ESET Online Help

Search English
Select the topic

Database migration (Export Data)

Use the ESET Secure Authentication On-Prem 3.0 and later database migration (Export Data) functionality to:

Move from Active Directory Integration mode to Standalone mode

Switch from a built-in database to an external database when the Authentication Server is installed in Standalone mode


note

Supported database types; Moving from Active Directory Integration mode to Standalone mode; Backing up Master Recovery Key for Windows Login

Migration is only available for supported database types.

When moving from Active Directory Integration mode to Standalone mode, the information about ESA components connecting in Active Directory Integration mode is not migrated. These components must be re-installed using Standalone mode after the migration is complete.

Master Recovery Key (MRK) for Windows Login can be requested after the migration. Back up your MRK for Windows Login before you start the migration.


important

Restoring an old backup

If you use Export Data to back up the Authentication Server's data, the backup contains authentication counters. Suppose you keep using the specific ESA instance, and later you restore the backup data or use it in a new ESA instance; the users will be able to log in using old OTPs (used before the backup). This is a security issue.

How to export data

1.Log in to the ESA Web Console.

2.Select Settings > Export Data.

3.Select a database type for Target Database Type:

SQLite

oCreate a directory on the computer where the Authentication Server is installed.

oType the path leading to that directory in the SQLite Directory field.

Microsoft SQL Server, PostgreSQL

oDefine the database connection information in the Connection string field. Click Show examples to display the correct format.

4.Click Export.


note

Two-factor authentication is inactive during database migration

It is essential to disable the ESACore (Authentication Server) service to avoid migration issues.

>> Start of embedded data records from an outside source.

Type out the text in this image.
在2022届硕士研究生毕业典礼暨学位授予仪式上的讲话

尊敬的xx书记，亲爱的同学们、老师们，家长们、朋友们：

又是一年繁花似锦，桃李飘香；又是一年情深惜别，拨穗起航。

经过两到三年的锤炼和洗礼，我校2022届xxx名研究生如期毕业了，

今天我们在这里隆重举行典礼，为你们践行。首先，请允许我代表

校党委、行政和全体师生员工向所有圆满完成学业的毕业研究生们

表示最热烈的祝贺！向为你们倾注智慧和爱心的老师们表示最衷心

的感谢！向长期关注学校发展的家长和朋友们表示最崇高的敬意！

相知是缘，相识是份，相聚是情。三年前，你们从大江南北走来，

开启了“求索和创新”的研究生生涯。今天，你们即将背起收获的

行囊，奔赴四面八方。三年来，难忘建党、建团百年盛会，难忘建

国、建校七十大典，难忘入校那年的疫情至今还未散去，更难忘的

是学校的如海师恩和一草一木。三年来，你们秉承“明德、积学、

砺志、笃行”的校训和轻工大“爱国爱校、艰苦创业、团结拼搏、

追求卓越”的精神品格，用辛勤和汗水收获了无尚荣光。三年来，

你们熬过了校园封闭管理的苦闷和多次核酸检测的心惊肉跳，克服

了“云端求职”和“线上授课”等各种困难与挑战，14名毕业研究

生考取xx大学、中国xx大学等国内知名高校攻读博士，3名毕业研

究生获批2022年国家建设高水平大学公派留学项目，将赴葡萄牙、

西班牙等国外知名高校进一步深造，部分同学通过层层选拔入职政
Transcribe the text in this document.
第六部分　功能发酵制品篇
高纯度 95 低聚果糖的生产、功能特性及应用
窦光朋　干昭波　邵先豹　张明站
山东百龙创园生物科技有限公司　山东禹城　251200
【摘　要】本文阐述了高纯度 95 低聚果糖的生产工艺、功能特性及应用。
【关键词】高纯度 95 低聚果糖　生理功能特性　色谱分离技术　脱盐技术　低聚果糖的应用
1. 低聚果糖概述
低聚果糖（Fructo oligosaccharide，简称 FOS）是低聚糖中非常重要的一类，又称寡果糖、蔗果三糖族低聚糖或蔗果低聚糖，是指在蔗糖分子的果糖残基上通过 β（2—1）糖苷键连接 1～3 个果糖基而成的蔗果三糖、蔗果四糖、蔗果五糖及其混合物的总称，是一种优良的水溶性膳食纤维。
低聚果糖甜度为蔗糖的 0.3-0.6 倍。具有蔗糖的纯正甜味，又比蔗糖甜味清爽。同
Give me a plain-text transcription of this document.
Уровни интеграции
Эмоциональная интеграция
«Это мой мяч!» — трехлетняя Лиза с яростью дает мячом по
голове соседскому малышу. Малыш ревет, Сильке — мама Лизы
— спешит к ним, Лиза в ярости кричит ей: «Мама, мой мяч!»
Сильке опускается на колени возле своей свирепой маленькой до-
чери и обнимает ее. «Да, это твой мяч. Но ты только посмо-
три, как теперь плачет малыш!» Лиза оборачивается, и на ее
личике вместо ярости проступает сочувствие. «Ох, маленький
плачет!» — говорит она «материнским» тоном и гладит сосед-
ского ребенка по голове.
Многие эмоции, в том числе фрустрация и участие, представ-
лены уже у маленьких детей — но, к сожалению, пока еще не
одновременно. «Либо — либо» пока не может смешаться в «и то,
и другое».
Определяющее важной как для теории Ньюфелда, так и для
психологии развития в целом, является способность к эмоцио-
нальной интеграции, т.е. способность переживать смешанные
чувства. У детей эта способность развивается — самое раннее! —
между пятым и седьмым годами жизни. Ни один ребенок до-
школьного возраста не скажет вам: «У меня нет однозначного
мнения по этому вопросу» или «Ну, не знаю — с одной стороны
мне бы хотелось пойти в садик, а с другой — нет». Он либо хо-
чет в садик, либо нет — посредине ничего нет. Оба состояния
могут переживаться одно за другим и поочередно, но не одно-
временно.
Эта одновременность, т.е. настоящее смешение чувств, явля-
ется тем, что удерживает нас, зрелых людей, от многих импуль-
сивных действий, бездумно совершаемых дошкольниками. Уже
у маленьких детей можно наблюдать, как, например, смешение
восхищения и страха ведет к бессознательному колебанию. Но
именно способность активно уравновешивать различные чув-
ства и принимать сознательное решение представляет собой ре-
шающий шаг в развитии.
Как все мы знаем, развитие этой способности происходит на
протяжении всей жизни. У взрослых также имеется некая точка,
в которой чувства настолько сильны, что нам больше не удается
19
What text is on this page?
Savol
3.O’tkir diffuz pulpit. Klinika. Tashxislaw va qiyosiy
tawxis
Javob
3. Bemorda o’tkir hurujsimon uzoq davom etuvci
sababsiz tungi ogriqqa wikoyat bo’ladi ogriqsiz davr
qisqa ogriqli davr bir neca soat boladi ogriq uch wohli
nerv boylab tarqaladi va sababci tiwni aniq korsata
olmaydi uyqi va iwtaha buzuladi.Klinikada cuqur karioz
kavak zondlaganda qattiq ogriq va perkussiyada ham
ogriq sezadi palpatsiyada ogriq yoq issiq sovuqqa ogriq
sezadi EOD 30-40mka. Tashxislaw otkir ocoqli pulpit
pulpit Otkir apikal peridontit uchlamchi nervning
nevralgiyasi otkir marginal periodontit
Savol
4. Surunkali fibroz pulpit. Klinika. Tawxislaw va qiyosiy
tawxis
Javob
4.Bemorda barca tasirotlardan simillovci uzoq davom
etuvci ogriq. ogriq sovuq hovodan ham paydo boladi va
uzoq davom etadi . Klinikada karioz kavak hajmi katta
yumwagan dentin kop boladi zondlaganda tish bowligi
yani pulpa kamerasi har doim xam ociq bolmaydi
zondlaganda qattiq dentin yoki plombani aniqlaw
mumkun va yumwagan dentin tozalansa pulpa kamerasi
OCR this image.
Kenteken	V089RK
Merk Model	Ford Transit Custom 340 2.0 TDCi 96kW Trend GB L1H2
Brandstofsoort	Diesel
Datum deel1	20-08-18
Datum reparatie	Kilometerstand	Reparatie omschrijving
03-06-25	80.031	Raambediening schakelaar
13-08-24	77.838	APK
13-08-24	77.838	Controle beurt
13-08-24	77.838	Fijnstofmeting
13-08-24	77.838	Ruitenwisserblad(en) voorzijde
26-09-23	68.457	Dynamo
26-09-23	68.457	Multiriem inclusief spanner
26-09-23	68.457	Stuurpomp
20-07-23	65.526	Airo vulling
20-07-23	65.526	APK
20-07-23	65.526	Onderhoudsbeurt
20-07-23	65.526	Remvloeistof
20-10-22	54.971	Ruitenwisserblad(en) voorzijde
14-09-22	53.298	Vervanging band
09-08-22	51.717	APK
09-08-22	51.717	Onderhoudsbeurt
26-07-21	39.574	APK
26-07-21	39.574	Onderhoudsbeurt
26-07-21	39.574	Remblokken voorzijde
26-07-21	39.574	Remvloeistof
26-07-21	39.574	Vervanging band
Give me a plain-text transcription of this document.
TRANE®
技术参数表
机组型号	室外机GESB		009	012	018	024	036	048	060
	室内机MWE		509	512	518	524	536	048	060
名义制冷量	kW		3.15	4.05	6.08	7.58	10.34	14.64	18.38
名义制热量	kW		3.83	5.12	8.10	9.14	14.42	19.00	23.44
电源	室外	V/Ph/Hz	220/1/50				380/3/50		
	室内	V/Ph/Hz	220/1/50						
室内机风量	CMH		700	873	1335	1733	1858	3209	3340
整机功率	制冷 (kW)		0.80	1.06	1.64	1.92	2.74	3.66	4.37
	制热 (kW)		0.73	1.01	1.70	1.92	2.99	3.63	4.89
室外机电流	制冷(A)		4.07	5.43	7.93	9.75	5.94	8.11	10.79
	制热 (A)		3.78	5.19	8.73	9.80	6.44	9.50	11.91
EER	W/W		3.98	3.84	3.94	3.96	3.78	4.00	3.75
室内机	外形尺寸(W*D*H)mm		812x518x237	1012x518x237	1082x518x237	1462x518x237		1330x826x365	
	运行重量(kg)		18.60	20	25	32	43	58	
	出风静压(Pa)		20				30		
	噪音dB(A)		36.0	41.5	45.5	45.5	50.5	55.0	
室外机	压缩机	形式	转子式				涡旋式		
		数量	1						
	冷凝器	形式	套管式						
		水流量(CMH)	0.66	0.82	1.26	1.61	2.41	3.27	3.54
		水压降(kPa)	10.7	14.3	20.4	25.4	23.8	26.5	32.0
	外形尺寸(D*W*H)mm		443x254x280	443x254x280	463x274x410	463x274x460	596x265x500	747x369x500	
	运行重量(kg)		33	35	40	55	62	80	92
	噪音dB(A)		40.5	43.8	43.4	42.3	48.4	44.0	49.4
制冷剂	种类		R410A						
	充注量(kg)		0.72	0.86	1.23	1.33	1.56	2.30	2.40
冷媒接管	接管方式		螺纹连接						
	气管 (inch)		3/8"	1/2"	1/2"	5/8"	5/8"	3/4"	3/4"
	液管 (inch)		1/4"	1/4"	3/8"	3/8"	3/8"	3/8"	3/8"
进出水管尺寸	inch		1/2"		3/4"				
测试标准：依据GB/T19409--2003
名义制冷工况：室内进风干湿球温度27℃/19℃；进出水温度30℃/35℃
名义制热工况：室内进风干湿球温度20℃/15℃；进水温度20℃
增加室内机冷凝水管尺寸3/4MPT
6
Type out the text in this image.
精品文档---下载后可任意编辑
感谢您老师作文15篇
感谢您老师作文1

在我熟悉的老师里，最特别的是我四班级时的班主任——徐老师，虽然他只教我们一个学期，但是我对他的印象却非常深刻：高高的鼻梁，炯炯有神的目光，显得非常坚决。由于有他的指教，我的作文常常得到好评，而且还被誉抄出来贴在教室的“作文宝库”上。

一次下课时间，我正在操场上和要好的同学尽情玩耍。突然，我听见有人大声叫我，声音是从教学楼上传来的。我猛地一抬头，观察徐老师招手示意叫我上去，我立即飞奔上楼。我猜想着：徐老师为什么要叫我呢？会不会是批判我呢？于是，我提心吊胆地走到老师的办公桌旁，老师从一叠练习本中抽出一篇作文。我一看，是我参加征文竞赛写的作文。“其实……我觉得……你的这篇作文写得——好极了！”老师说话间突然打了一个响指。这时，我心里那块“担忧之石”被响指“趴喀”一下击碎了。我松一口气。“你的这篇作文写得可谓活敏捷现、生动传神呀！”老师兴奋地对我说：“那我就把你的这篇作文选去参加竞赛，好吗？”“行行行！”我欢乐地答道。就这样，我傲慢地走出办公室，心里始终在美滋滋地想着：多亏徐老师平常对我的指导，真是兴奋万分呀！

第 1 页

Because of this, two-factor authentication will not work during the migration.

Sample scenario for moving to another deployment type (Active Directory Integration mode to Standalone mode) or database type

1.Export data.

2.Stop the ESACore (Authentication Server) service in Windows Services.

3.Install the new Authentication Server in Standalone mode:

a.In the Advanced Configuration screen, select the Database type you used when exporting data.

SQLite

oCopy the exported database files to C:\ProgramData\ESET Secure Authentication On-Prem\db and continue the installation

Microsoft SQL Server, PostgreSQL

oDefine the connection details of the database containing the exported data

b.Define new Web Console Administrator Account information if prompted by the installer.

c.Navigate through the remaining steps as prompted by the installer and close the installer when complete.

4.Remove the previous installation of the Authentication Server:

Do not select Remove all program and user data including product configuration if you want to return to the previous installation later.

5.If Remove all program and user data including product configuration was selected in the previous step, re-activate your ESA license on your new Authentication Server.

6.If moving from Active Directory Integration mode, re-install all ESA Components in Standalone mode.

7.Make the new Authentication Server certificates trusted on computers where ESA Components are installed.

8.If old Authentication Server entries appear in the ESA Web Console, remove them.

Sample scenario on moving the Authentication Server to another computer

Active Directory Integration mode

1.Stop the ESACore (Authentication Server) service in Windows Services

2.Install the Authentication Server to the new computer belonging to the same Windows Domain

3.Remove the old Authentication Server.

Standalone mode

1.Stop the ESACore (Authentication Server) service in Windows Services.

2.Install the new Authentication Server to the new computer:

In the Advanced Configuration screen, select the original Authentication Server installation Database type:

oSQLite (built-in database):

1.Copy the content of the C:\ProgramData\ESET Secure Authentication On-Prem\db directory to the target computer to the same location.

2.Define new Web Console Administrator Account information, if prompted by the installer.

3.Navigate through the remaining steps as prompted by the installer and close the installer when complete.

4.In ESA Web Console, remove the old Authentication Server entry.

oMicrosoft SQL Server, PostgreSQL

1.Define the external database's connection string.

2.Navigate through the remaining steps as prompted by the installer and close the installer when complete.

3.Make the new Authentication Server certificates trusted on computers where ESA Components are installed.